Our Scratching Post Design
You may be wondering why we made the post so big – doesn’t it take up a lot of space? Aren’t a lot of the posts in the pet store small and covered in carpet? Wouldn’t that be cheaper and easier to make?
Yes to all of the above.
We REALLY didn’t want Hess to scratch our furniture. Cats scratching furniture can be a really big battle for a lot of cat owners, and my husband and I are both at work all day – it would be very hard to deter her from the couch.
The solution, according to cat experts, is to provide the cat with a scratching post that is better than your couch. And better than your drapes, chair, bed, and rugs.

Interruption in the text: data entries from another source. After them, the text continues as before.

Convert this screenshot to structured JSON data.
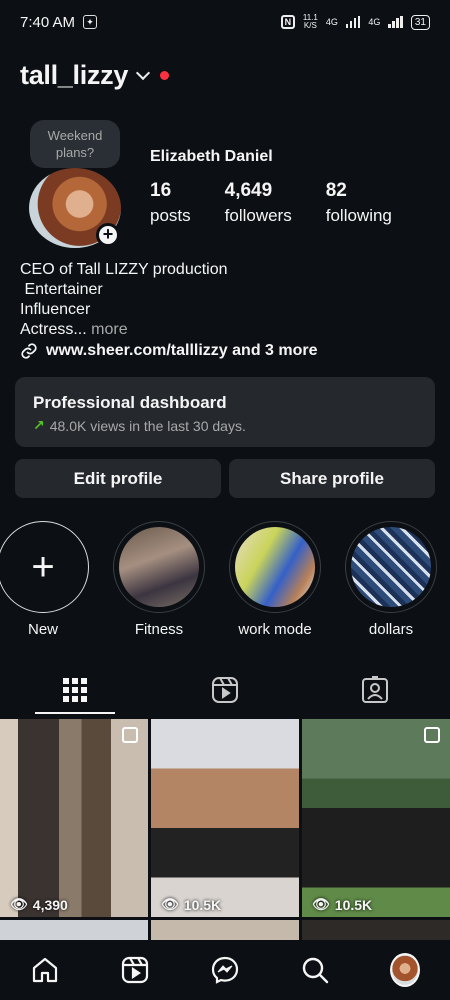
{
  "status_bar": {
    "time": "7:40 AM",
    "speed_top": "11.1",
    "speed_bottom": "K/S",
    "net1": "4G",
    "net2": "4G",
    "battery": "31"
  },
  "profile": {
    "username": "tall_lizzy",
    "note": "Weekend plans?",
    "full_name": "Elizabeth Daniel",
    "stats": [
      {
        "value": "16",
        "label": "posts"
      },
      {
        "value": "4,649",
        "label": "followers"
      },
      {
        "value": "82",
        "label": "following"
      }
    ],
    "bio_lines": [
      "CEO of Tall LIZZY production",
      " Entertainer",
      "Influencer",
      "Actress..."
    ],
    "bio_more": "more",
    "link": "www.sheer.com/talllizzy and 3 more"
  },
  "dashboard": {
    "title": "Professional dashboard",
    "subtitle": "48.0K views in the last 30 days."
  },
  "buttons": {
    "edit": "Edit profile",
    "share": "Share profile"
  },
  "highlights": [
    {
      "label": "New"
    },
    {
      "label": "Fitness"
    },
    {
      "label": "work mode"
    },
    {
      "label": "dollars"
    }
  ],
  "tabs": [
    "grid-icon",
    "reels-icon",
    "tagged-icon"
  ],
  "posts": [
    {
      "views": "4,390"
    },
    {
      "views": "10.5K"
    },
    {
      "views": "10.5K"
    }
  ],
  "nav": [
    "home-icon",
    "reels-icon",
    "messenger-icon",
    "search-icon",
    "profile-avatar"
  ],
  "colors": {
    "background": "#0c1014",
    "card": "#25292e",
    "accent_red": "#ff3040",
    "trend_green": "#58c322"
  }
}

- Height: Like I mentioned before, the post should be tall enough for the cat to stretch to her full height. Anything shorter, and she might prefer the sofa.
- Material: It needs to be a rough material to work as a scratching post. if the material is softer than your couch (i.e. if the material is carpet), the cat may prefer your furniture. Sisal twine is perfect.
- Location: Scratching is one way that a cat marks her territory. If the scratching post is tucked into a lonely corner, chances are she won’t want to use it nearly as much as she wants to use the chair in the middle of the living room.
Some cats will use the $20, 12″ high, carpeted posts…but we didn’t want to risk it, because many of them won’t. We just bit the bullet, made the big, nice scratching post, and plopped it down in the middle of our living room. Is it pretty? No. Does it match our decor? Not really, though the sisal doesn’t seem too out of place in our rustic-decorated home. Someday we might re-carpet it to better match the room, but then again, we might not, because…I just don’t care if it matches…
But you know what? Hestia loves it. And the only time she’s EVER scratched our couch was when we had the post stuffed in a back bedroom for a few days while we painted the living room – and I can’t really blame her for that.